To manually download codecs to solve a green screen issue after the automatic update process has failed, go to Microsoft for the Codec Installation Package.

Step 1

Download Codec Installation Package.

Click Download.

Step 2

Save the Codec file.

Click Open or click Save File and double-click the file when the download is complete. This will install the latest codecs on your machine. Test your player to see if the issue is resolved. If not, try to re-register your player.

Re-Register Windows Media Player

You can re-register the Media Player file to help resolve player issues that were not resolved with hardware acceleration configuration and codec updating. Open the command prompt by clicking Start, type cmd and press Enter in Windows 7. In Windows 8, type Command Prompt in the search field and click Command Prompt from the list.

Register your Media Player.

At the prompt, type regsvr32 wmvdecod.dll and press Enter.

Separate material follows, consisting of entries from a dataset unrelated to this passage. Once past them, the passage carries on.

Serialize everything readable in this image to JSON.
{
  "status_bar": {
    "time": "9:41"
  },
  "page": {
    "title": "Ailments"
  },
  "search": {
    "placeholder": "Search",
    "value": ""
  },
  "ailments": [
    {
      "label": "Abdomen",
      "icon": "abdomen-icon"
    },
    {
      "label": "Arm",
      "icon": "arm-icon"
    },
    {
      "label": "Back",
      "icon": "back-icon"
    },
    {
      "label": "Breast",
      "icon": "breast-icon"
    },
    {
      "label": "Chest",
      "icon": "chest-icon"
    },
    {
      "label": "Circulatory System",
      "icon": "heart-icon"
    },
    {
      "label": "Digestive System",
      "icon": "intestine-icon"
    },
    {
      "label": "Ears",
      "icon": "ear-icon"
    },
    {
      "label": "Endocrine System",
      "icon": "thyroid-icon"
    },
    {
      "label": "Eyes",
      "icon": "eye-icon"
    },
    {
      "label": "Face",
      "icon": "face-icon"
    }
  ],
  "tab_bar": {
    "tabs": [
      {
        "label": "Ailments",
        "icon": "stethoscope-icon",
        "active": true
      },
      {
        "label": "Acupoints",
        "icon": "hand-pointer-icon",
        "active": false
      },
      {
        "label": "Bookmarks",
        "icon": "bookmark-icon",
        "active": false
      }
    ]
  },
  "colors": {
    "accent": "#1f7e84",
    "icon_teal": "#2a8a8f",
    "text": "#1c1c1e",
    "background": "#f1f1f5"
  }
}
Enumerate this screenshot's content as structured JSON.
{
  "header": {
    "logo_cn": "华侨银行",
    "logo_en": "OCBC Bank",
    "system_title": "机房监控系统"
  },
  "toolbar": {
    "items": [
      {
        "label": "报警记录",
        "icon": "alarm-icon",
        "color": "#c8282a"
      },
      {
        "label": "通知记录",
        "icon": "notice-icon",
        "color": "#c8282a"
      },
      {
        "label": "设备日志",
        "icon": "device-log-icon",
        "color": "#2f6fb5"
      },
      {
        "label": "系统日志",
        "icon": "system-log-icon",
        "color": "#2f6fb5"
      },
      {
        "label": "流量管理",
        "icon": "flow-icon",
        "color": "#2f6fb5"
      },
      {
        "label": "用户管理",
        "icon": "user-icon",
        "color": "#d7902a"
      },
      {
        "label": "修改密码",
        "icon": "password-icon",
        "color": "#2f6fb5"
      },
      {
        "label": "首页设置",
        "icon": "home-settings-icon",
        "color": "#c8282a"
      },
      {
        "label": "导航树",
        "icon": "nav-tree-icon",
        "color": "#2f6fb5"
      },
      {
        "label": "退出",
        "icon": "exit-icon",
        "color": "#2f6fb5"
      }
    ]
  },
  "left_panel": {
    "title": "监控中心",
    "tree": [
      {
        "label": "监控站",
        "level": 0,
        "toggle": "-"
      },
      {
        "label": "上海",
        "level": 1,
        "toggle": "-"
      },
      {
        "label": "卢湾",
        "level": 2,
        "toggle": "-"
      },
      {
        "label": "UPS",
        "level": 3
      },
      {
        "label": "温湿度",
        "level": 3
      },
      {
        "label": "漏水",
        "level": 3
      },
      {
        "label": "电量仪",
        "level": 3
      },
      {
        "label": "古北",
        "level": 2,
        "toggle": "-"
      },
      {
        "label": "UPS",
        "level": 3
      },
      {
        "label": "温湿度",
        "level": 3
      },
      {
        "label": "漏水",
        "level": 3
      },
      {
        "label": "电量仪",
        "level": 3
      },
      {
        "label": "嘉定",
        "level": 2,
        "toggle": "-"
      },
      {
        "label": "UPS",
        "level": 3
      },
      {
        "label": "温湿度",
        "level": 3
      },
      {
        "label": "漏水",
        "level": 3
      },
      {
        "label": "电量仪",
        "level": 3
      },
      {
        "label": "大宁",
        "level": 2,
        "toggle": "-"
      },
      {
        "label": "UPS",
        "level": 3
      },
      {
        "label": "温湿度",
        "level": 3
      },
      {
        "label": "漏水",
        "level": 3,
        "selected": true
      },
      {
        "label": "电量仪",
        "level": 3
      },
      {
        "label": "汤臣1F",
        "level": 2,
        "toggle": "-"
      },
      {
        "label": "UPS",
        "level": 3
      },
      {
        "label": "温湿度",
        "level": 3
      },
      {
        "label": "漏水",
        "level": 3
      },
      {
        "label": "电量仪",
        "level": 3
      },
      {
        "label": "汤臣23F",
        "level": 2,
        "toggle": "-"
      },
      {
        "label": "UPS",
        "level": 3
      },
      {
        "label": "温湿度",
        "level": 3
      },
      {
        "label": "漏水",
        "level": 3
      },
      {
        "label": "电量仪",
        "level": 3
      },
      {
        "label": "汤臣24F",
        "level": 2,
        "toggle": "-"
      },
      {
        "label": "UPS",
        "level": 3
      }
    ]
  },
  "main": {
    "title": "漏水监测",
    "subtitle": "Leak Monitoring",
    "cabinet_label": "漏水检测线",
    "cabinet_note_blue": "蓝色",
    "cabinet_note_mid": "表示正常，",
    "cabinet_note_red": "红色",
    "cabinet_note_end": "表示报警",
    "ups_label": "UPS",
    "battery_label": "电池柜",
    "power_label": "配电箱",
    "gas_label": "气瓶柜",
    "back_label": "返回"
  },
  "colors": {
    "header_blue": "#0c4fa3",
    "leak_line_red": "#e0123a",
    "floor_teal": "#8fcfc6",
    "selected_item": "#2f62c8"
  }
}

You will receive a window if this succeeds. If this fails, update your Media Player. You can test success or failure by trying your player again. Contact Microsoft for support if this fails.

Install the Latest Drivers for Your Display Adapter

Select Device Manager.

Open the Control Panel, click System and then click Device Manager.

Select Update Driver.

Expand the Display Adapter section, double-click your display adapter from the list, click the Driver tab and click Update Driver.

Your driver will update automatically with this option.

Click Search automatically for updated driver software.

If these solutions fail to resolve your issue, Microsoft and the Microsoft community offer support in the form of finding the answer in Microsoft's wide array of self-support options, asking the community to get expert help from other users or getting technical help from Microsoft. The last option is normally a paid service but may be free if you have a warranty.